Presos de Minas conquistam vagas em instituições públicas de ensino superior
Jovens que abandonaram os estudos e concluíram os ensinos fundamental e médio em um presídio ou penitenciária. Esse é o perfil de vários detentos, em cumprimento de pena nas unidades do Departamento Penitenciário de Minas Gerais (Depen-MG). E, agora, quinze deles, de um total de 288 inscritos no Sistema de Seleção Unificada (Sisu), do Ministério da Educação, estão aptos a estudar em instituições como a Universidade Federal de Minas Gerais (UFMG), a Universidade Federal de Juiz de Fora (UFJF), a Universidade Federal de Uberlândia (UFU) e a Universidade Estadual de Montes Claros (Unimontes).
No caso destes jovens e adultos presos, eles fizeram o Enem para Pessoas Privadas de Liberdade (PPL), que tem o mesmo nível de dificuldade e exigências do Enem realizado fora das prisões. A prova, organizada pela Diretoria de Ensino e Profissionalização do Depen-MG e realizada pelo Instituto Nacional de Estudos e Pesquisas Educacionais Anísio Teixeira (Inep), é gratuita e de participação voluntária.
No último Enem PPL participaram 4.210 detentos, de 156 unidades prisionais de todas as regiões do estado. Na lista de selecionados no Sisu há unidades prisionais de municípios de quase todas as regiões mineiras: Barbacena (Campo das Vertentes); Juiz de Fora e Muriaé (Zona da Mata); Botelhos (Sul de Minas); Canápolis e Uberlândia (Triângulo); Contagem, Lagoa Santa e Matozinhos (Central); Januária e Montes Claros (Norte de Minas); e Unaí (Noroeste).

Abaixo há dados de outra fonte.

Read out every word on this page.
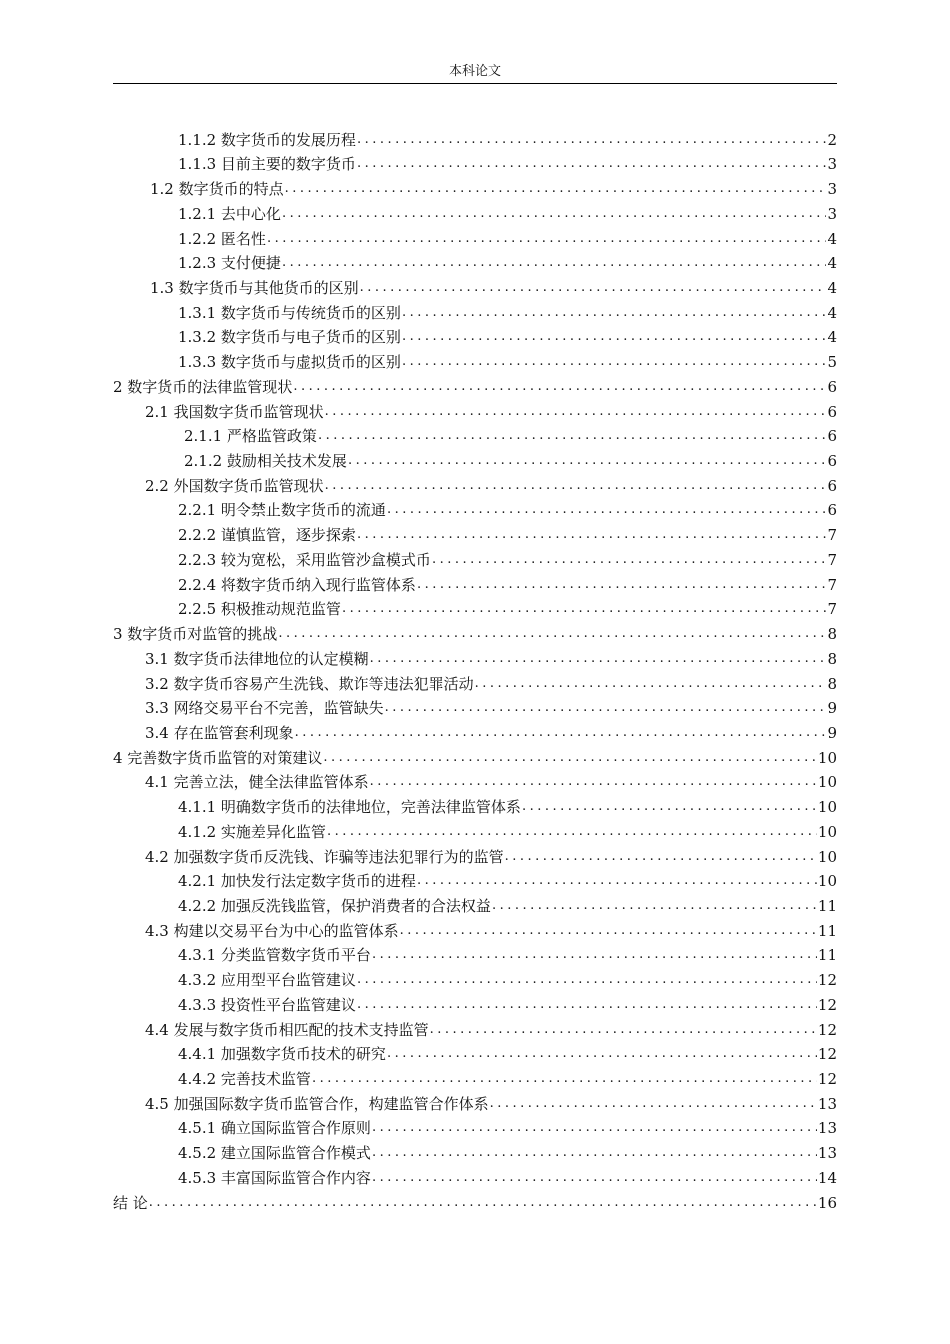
本科论文
1.1.2 数字货币的发展历程 .....	2
1.1.3 目前主要的数字货币 .....	3
1.2 数字货币的特点 .....	3
1.2.1 去中心化 .....	3
1.2.2 匿名性 .....	4
1.2.3 支付便捷 .....	4
1.3 数字货币与其他货币的区别 .....	4
1.3.1 数字货币与传统货币的区别 .....	4
1.3.2 数字货币与电子货币的区别 .....	4
1.3.3 数字货币与虚拟货币的区别 .....	5
2 数字货币的法律监管现状 .....	6
2.1 我国数字货币监管现状 .....	6
2.1.1 严格监管政策 .....	6
2.1.2 鼓励相关技术发展 .....	6
2.2 外国数字货币监管现状 .....	6
2.2.1 明令禁止数字货币的流通 .....	6
2.2.2 谨慎监管，逐步探索 .....	7
2.2.3 较为宽松，采用监管沙盒模式币 .....	7
2.2.4 将数字货币纳入现行监管体系 .....	7
2.2.5 积极推动规范监管 .....	7
3 数字货币对监管的挑战 .....	8
3.1 数字货币法律地位的认定模糊 .....	8
3.2 数字货币容易产生洗钱、欺诈等违法犯罪活动 .....	8
3.3 网络交易平台不完善，监管缺失 .....	9
3.4 存在监管套利现象 .....	9
4 完善数字货币监管的对策建议 .....	10
4.1 完善立法，健全法律监管体系 .....	10
4.1.1 明确数字货币的法律地位，完善法律监管体系 .....	10
4.1.2 实施差异化监管 .....	10
4.2 加强数字货币反洗钱、诈骗等违法犯罪行为的监管 .....	10
4.2.1 加快发行法定数字货币的进程 .....	10
4.2.2 加强反洗钱监管，保护消费者的合法权益 .....	11
4.3 构建以交易平台为中心的监管体系 .....	11
4.3.1 分类监管数字货币平台 .....	11
4.3.2 应用型平台监管建议 .....	12
4.3.3 投资性平台监管建议 .....	12
4.4 发展与数字货币相匹配的技术支持监管 .....	12
4.4.1 加强数字货币技术的研究 .....	12
4.4.2 完善技术监管 .....	12
4.5 加强国际数字货币监管合作，构建监管合作体系 .....	13
4.5.1 确立国际监管合作原则 .....	13
4.5.2 建立国际监管合作模式 .....	13
4.5.3 丰富国际监管合作内容 .....	14
结 论 .....	16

Cursos de diferentes áreas do conhecimento foram escolhidos pelos detentos/alunos: Ciências Sociais, Administração, Hotelaria, Agroecologia, Matemática, Letras, Ciências Biológicas, Engenharia Agrícola e Ambiental, Física e Ciências da Religião.
Classificados
Um dos destaques na conquista de uma vaga em uma instituição de ensino superior federal é Charles Henrique da Silva, 33 anos. Ele obteve 880 pontos na redação, a segunda maior pontuação no Enem Prisional em Minas Gerais, que teve como tema “A falta de empatia nas relações sociais no Brasil”. Charles já está com a pré-matrícula feita na UFJF, no curso de Administração.
Ele relata ter se esforçado muito, pois durante o dia trabalha em uma fábrica de bolsas na Penitenciária de Juiz de Fora II (Ariosvaldo Campos Pires). “Tive muita ajuda da Leilane — pedagoga da penitenciária — que me orientou nos estudos, me ajudou na produção de textos e conseguiu livros para eu estudar na cela”, ressalta.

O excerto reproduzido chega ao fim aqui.